Moreover, the mixing proportions and the posterior probabilities associated with a specific sequence are used to calculate the drought state prediction. The six sequences are used in MBCCDSS, which means that each sequence contains the monthly categorical observations of the specific station. For example, varying states in the Astor station are considered in sequence one (sequence-1); the second sequence (sequence-2) considers all various states of the Bunji station, states of Gupis’s station are considered in the third sequence (sequence-3), and so forth. The prediction at one month of varying drought states is given in Table 4. However, MBCCDSS can predict the probabilities of the selected states in other months. The obtained results from sequence-1 show that the most likely state to visit in one month is ND; the probability (0.6247) associated with this prediction is higher than other drought states. In sequence-2, the ND state prevails among other drought states. The probabilities of the selected states at one month in other sequences can be observed accordingly. Furthermore, the appearance of NA values shows that the specific state is not available in six categorical drought state sequences. Therefore, MBCCDSS cannot predict any value for this drought state.
3.2. Discussion
The present study uses a mixture of first-order Markov models to develop a new technique for clustering categorical sequences of drought states. The proposed technique is applied to the six meteorological stations of the northern areas. The calculation of the MBCCDSS is based on the categorical sequences of the drought states. These categorical sequences of the drought states are calculated by SPI-1 and used in MBCCDSS to predict drought severity (i.e., ED, SD, MD, ND, MW, SW, and EW) in the selected stations. Furthermore, the outcomes of the MBCCDSS provide information about drought occurrences more plainly and accurately and can be used to support the mitigation strategies. Moreover, the probabilities obtained from MBCCDSS may be used to compare various drought indices, get more precise results about the drought occurrences for various drought states, find several propagations, and calculate various thresholds for different drought intensities in the selected region. Moreover, in MBCCDSS, the initial state and the transition probabilities are considered constant. The MBCCDSS assumes that the observations are time-homogeneous; however, these probabilities can be constructed by considering time as a function. The inclusion of temporal characteristics will improve the efficiency of MBCCDSS for drought monitoring. Furthermore, the results obtained in this study are significant for the existing conditions of the application site as the forthcoming promising climate circumstances can be unsuitable for the extrapolations based on the present analysis.
4. Conclusion
Drought is a slowly emerging issue, and the determination of its occurrence is still an issue to be solved. Structurally, the consequences of drought gradually accumulate over a period, and they may last for a long period.
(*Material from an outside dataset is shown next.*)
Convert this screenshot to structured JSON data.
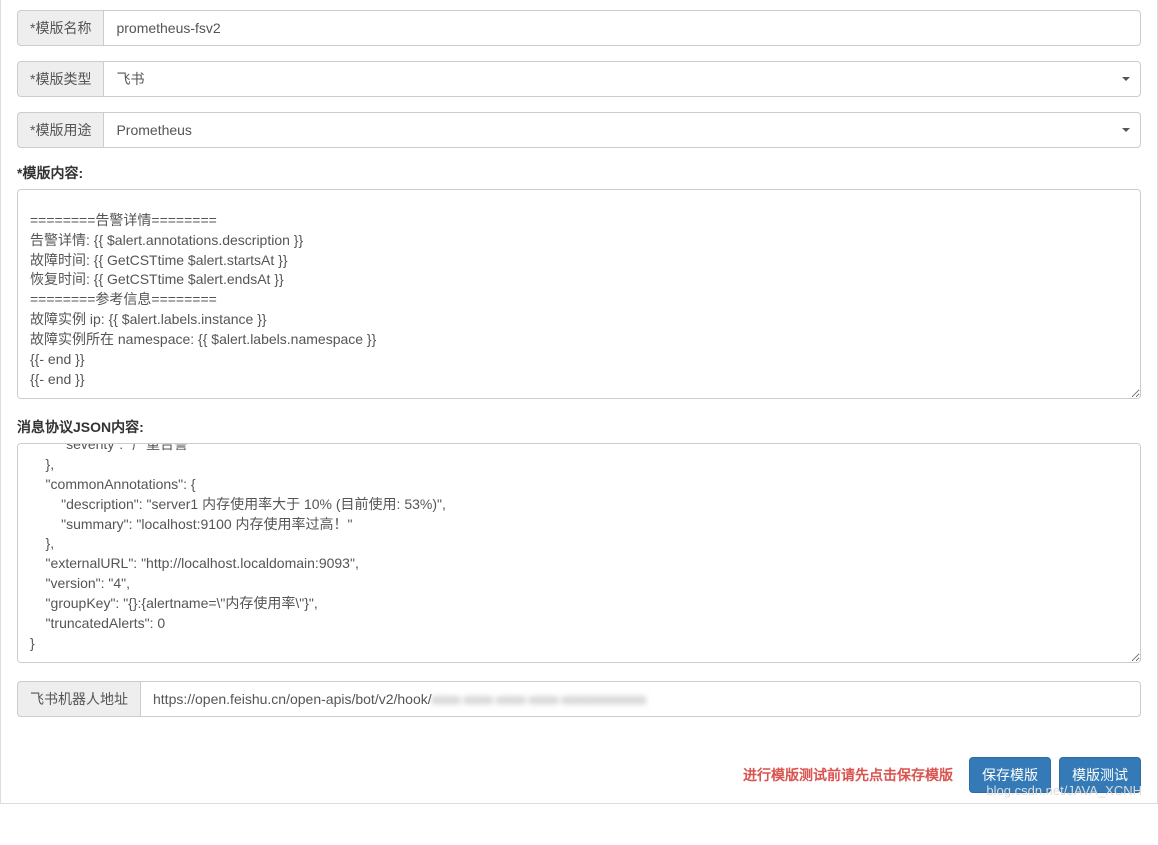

Drought distresses the lives of the people directly more than any other natural hazard and causes maleficent results for the society and the economy of the country. Therefore, it is necessary to handle drought occurrences as a predictable dynamic system, which used a particular memory and helps to minimize the critical effects. A new technique, known as MBCCDSS, is proposed for the monthly prediction of drought severity using model-based clustering. The MBCCDSS employed an EM algorithm for finite mixtures with first-order Markov model components. The MBCCDSS provides future probabilities for each of the drought states in selected stations. Moreover, the outcomes of the study may accurately and timely inform decision-makers to anticipate reliable policies and plans to mitigate the adverse effects of drought.
Data Availability
The data used to support the findings of this study are available from the corresponding author upon request.
Conflicts of Interest
The authors declare that there are no conflicts of interest.
Acknowledgments
This work was supported by grants from the National Natural Science Foundation of China program (41801339). The authors are also thankful to the Deanship of Scientific Research at King Saud University, through research group no. RG-1437-027.